若い頃、「サンシャイン60を建てた」という老人と話をしたことがある。農村部で大工をしていた老人だった。正式には「工事に携わっただけ」なのだが、老人は「俺が建てた」、「自分が造った」と言う。内心「なぞなぞの答えでもあるまいし」と、半分は老人をバカにしたような感情でいた。老人の息子も大工をしており、茶飲み話でその話が出ると、息子は隣の作業場でカンナをかけながら「またその話か」と言う。もう、2人のその掛け合いを聞くのも3度目か4度目だった。
子どもの頃のなぞなぞに「大阪城を造ったのは誰だ?」というのがある。歴史で習った知識をもとに「豊臣秀吉」と答えてしまうが、なぞなぞの答えとしては「大工さん」が正解ということになる。「サンシャイン60を建てた」という老人の言葉はあながち間違いとは言えない。むしろ、正解に近い。
有名な建築物を建てた人というのは、施主・建築主のことを指す。その建物を建設するよう構想し、指示を出した人、建設資金を拠出した人のことだ。東京タワーもサンシャイン60も東京スカイツリーも、それぞれの必要性に応じて計画され、あるいは、それぞれの経済的な構想に基づいて、巨額の資金と長い年月をかけて建設された。「造った人」の答えは大手企業の社長であったり、大手ゼネコンだったりする(東京スカイツリーの施主は東武鉄道で施工は大林組)。
2月の前半は豪雪、後半は冬季オリンピックに隠れていたが、安倍政権の重要施策に綻(ほころ)びが出始めた。アベノミクスは株価下落に見舞われ、働き方改革は裁量労働制を巡る「不正データ」(不備というレベルではない)が法案の信頼性を毀損。
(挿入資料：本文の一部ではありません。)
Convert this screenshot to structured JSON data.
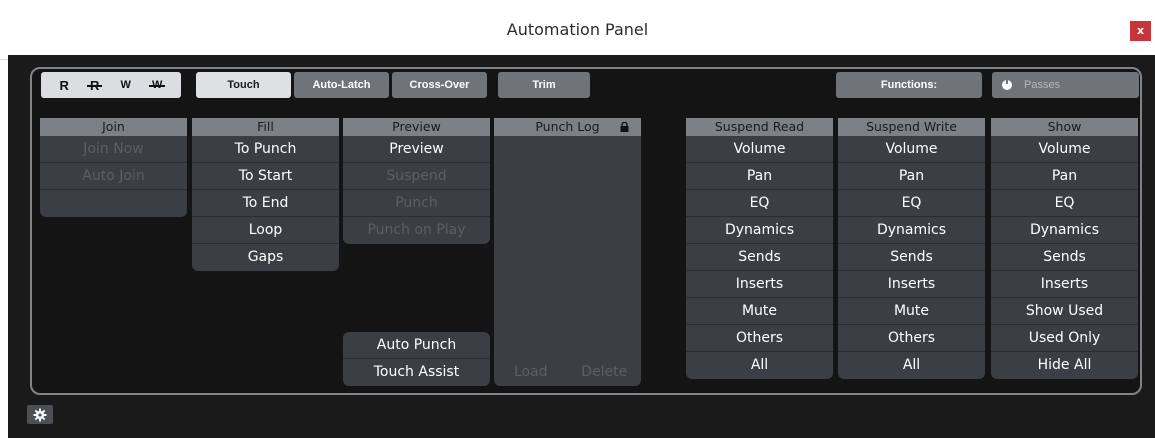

プレミアムフライデー政策は言わずもがな。
アベノミクスは安倍首相の、黒田バズーカは黒田日銀総裁の名をそれぞれ捩(もじ)ってつけらている。これらの政策の施主や施工者は誰になるだろう。安倍首相、黒田総裁、自民党、日本銀行、官僚…。そのどれかに、あるいはその全てに責任を持ってもらいたいが、そういう訳にはいかない。アベノミクスの施主は国民だ。「国民・有権者」に責任が無いということにはならないだろう。